89. The composition of any one of claims 86-88, wherein the tissue culture storage medium has a pH of 5.0 to 9.0.

90. The composition of any one of claims 86-89, wherein the tissue culture storage medium comprises the following components: water, glucose and/or fructose (500 to 8000 mg/L), L-valine (0.01-10mM), L-leucine (0.01-10mM), L-isoleucine (0.01- lOmM) L-threonine (0.01-10mM), L-methionine (0.01-10mM), L-phenylalanine (0.01- lOmM), L-tryptophan (0.005-5mM), L-lysine (0.1-10mM), sodium, potassium, chloride, and bicarbonate.

91. The composition of any one of claims 86-89, wherein the tissue culture storage medium comprises the following components: water 96 to 99 5% w/v; glucose and/or fructose 0.05 to 1.0% w/v; L-valine 0.000117 to 0.117% w/v; L-leucine 0.000131 to 0.131% w/v; L-isoleucine 0.000131 to 0.131% w/v; L-threonine 0.000119 to 0.119% w/v; L-methionine 0.000149 to 0.149% w/v; L-phenylalanine 0.000165 to 0.165% w/v; L-tryptophan 0.000102 to 0.102% w/v; L-lysine (0.01-10mM) = 0.000146 to 0.146% w/v; Sodium ion 0.23 to 0.42% w/v; potassium ion 0.0039 to 0.031% w/v; chloride ion 0.21 to 0.53% w/v; bicarbonate ion 0.03 to 0.48% w/v; wherein the composition has a near-iso-osmotic balance of 170 to 406 mOsm/L).

92. The composition of any one of claims 86-91, wherein the composition further comprises (a) a temperature-controlled packaging, or (b) a chemically activated cool-pack.

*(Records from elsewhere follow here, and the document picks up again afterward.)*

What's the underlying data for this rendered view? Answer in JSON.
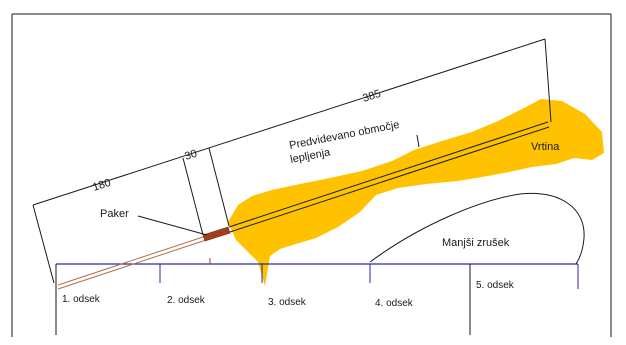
{
  "dimensions": {
    "total": "385",
    "left": "180",
    "middle": "30"
  },
  "labels": {
    "area": [
      "Predvidevano območje",
      "lepljenja"
    ],
    "borehole": "Vrtina",
    "packer": "Paker",
    "collapse": "Manjši zrušek"
  },
  "sections": [
    "1. odsek",
    "2. odsek",
    "3. odsek",
    "4. odsek",
    "5. odsek"
  ],
  "colors": {
    "grout": "#ffc200",
    "tunnel_axis": "#2a2aa8",
    "lines": "#1a1a1a",
    "packer": "#a0401a",
    "pipe": "#b0704a"
  }
}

93. The composition of any one of claims 86-92, wherein the composition further comprises one or more antibiotic ingredients.

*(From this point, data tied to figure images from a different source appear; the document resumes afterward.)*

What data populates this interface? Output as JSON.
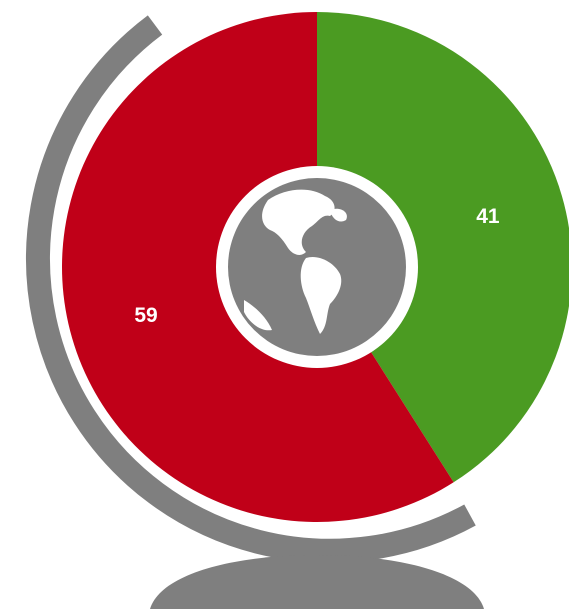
{
  "chart_data": {
    "type": "pie",
    "values": [
      41,
      59
    ],
    "colors": [
      "#4b9b22",
      "#c00018"
    ]
  }
}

94. The composition of claim 93, wherein the antibiotic ingredient is cefazolin, vancomycin, tobramycin, gentamcin, or amphotericin.

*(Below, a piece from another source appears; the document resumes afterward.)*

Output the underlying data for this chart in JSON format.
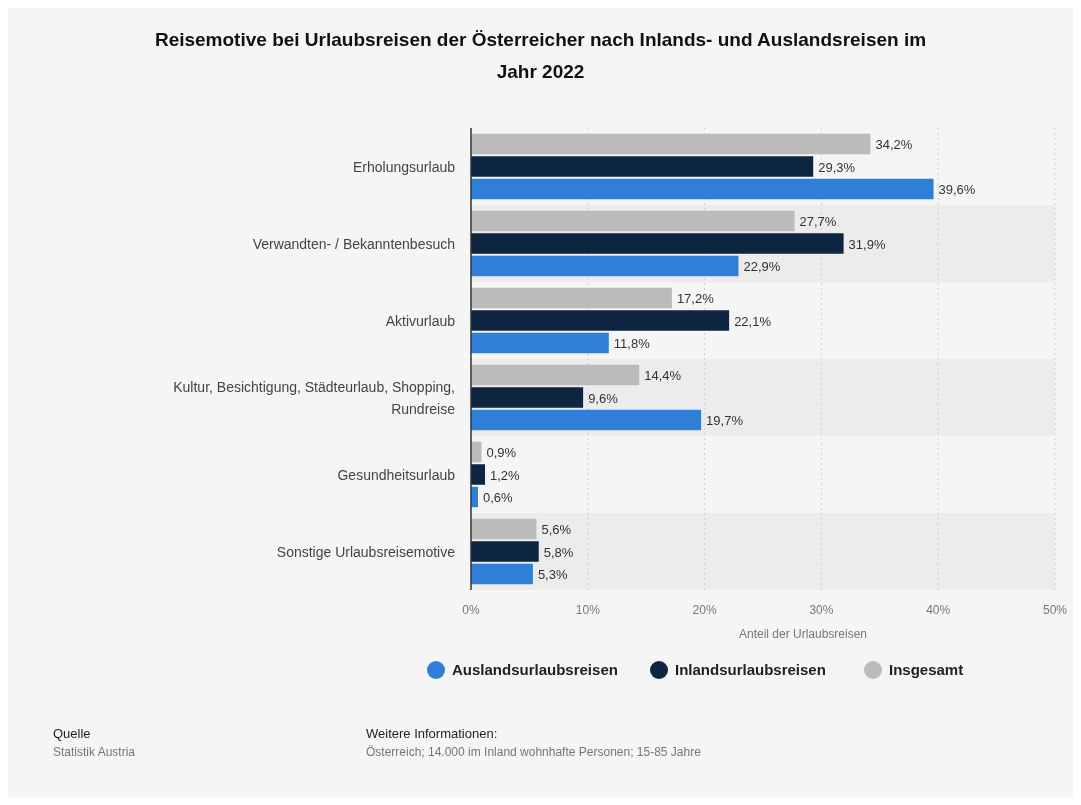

95. Use of a tissue culture medium to store tissue obtained from a subject, wherein the tissue is for use in re-implantation in the subject.

96. Use of a composition comprising a sterile tissue culture medium to store tissue obtained from a subject, wherein the tissue culture medium does not contain serum or growth factors, wherein the tissue is stored for less than about 96 hours after obtaining the tissue, wherein the tissue is for use in re-implantation in the subject in a healthcare or veterinarian setting.

97. The use of claim 95 or 96, wherein the sterile tissue culture medium does not contain peptides.

98. A method of preserving cells or tissue obtained from a human subject between the time the cells or tissue are obtained from the subject and re-implantation of the cells or tissue in the subject, the method comprising exposing the removed cells or tissue to a tissue culture storage medium comprising water, glucose or fructose, sodium, potassium, chloride, bicarbonate, L-alanine, L-arginine, L-asparagine, L-aspartic acid, L- cysteine, L-glutamic acid, L-glutamine, glycine, L-proline, L-serine, and L-tyrosine; and wherein the tissue culture storage medium does not contain serum or growth factors.

99. The method of claim 98, wherein the tissue culture storage medium does not contain peptides.

100. The method of claim 98 or 99, wherein the period between obtaining and re-implantation of the cells or tissue is less than about 96 hours.